La gran mayoría de los inmigrantes de entreguerras tenían en común una historia de Europa (finalmente, muy tumultuosa y muy poco pacífica). La de los inmigrantes de la posguerra proviene de antiguas colonias de África o del Magreb. Exigir de forma normativa que se adhieran, por encima de la fractura colonial, a la historia de Francia tomada en bloque, es pedirles, más hipócritamente de lo que pretendía hacerlo la ley sobre los programas escolares, adherirse a la historia de los vencedores, y avalar sin rechistar, por símbolo interpuesto, las actividades del “padre Bugeaud” [destacado militar francés en la colonización de Argelia del siglo XIX], las masacres de Sétif [el 8 de mayo de 1945 las tropas coloniales masacran en esta ciudad de Argelia a entre 8 000 y 45 000 argelinos], las guerras coloniales, sus humillaciones y sus torturas.

Todas estas cuestiones, a menudo dolorosas, merecerían un examen histórico y una discusión seria sobre las nociones de identidad, de pertenencia, de comunidad, o sobre lo que significan las nociones de pueblo y de nación en la hora de la mundialización.
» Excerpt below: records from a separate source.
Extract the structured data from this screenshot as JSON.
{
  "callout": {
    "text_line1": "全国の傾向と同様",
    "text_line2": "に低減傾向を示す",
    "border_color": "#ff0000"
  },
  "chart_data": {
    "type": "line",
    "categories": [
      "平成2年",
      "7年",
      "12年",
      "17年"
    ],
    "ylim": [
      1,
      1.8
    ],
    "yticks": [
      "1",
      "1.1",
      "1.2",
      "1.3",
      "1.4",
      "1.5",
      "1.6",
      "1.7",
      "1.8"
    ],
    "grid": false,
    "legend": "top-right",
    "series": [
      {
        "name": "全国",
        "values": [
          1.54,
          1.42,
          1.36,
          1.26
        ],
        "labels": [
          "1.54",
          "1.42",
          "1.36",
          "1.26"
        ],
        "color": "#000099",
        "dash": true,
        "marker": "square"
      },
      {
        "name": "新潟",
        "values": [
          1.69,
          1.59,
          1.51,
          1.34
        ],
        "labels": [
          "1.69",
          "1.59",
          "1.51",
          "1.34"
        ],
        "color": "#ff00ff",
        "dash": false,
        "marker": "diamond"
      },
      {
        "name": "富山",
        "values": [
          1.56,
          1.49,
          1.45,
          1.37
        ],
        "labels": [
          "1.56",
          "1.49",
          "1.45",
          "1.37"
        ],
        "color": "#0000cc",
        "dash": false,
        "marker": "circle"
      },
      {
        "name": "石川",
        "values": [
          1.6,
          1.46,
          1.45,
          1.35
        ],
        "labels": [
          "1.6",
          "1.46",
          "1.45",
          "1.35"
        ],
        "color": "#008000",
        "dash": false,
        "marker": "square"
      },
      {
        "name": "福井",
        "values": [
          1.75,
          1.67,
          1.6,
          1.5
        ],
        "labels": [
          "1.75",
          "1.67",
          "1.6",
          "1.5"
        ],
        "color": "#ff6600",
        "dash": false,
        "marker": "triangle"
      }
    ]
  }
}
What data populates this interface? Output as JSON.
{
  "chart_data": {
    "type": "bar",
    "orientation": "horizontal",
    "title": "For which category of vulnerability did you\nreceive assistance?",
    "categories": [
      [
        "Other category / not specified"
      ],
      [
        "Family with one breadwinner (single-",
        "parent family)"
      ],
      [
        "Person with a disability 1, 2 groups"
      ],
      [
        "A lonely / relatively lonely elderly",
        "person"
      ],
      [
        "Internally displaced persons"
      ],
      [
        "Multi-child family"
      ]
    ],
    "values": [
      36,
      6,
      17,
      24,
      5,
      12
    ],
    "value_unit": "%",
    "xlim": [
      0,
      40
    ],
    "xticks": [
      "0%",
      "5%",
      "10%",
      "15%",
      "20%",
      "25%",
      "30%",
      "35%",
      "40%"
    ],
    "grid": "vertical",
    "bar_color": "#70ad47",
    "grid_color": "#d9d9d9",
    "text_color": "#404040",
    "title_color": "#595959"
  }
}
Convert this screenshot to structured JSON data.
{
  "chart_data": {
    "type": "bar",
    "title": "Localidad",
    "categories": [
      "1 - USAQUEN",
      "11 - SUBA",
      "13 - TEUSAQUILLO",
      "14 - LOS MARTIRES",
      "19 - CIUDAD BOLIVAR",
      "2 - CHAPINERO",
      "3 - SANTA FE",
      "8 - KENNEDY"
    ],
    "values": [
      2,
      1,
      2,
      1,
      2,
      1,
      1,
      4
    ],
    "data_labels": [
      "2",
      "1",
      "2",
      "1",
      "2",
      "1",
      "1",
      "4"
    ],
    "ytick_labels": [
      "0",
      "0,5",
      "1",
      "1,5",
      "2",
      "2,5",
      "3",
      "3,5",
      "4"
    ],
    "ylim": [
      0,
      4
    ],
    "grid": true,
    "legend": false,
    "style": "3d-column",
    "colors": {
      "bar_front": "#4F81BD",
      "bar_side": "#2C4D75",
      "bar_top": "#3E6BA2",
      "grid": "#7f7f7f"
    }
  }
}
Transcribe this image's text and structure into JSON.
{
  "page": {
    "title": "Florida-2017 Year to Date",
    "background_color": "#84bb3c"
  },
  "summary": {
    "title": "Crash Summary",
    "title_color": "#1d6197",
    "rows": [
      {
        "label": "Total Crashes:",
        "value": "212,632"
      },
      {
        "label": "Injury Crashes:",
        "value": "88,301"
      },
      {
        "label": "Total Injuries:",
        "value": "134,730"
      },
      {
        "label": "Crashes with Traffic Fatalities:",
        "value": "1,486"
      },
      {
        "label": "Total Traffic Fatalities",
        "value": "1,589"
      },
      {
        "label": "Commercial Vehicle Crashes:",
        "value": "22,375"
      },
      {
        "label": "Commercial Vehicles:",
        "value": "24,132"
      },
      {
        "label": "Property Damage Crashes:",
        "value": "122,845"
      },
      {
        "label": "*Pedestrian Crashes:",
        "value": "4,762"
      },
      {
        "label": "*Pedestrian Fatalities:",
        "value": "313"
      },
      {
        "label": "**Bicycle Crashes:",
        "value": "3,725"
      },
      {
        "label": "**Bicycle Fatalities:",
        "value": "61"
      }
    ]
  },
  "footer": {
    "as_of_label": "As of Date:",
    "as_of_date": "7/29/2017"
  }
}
Hacer de ellas temas pasionales de campaña electoral, propicios para las pujas demagógicas, es irresponsable. Es asignar a símbolos contradictorios, cuyo sentido varía según el contexto, demasiados honores, con el riesgo de que, como reacción, le caigan encima demasiadas indignidades. Es sacralizar lo que debe ser tratado históricamente, de forma profana, sin rezos ni escupitajos.

Sarkozy y Royal han desencadenado la guerra de símbolos. En esta guerra, la bandera tricolor, pretendiendo fijar la norma identitaria, tiene el doble inconveniente de herir a aquellosy aquellas cuyos padres y madres, abuelas y abuelos fueron sus víctimas, y llamar a comulgar, en un mismo fervor, a explotadores y explotados.

La bandera roja es, por el contrario, la de la solidaridad internacional de los trabajadores, sin más fronteras que las de clase. Ella es la nuestra.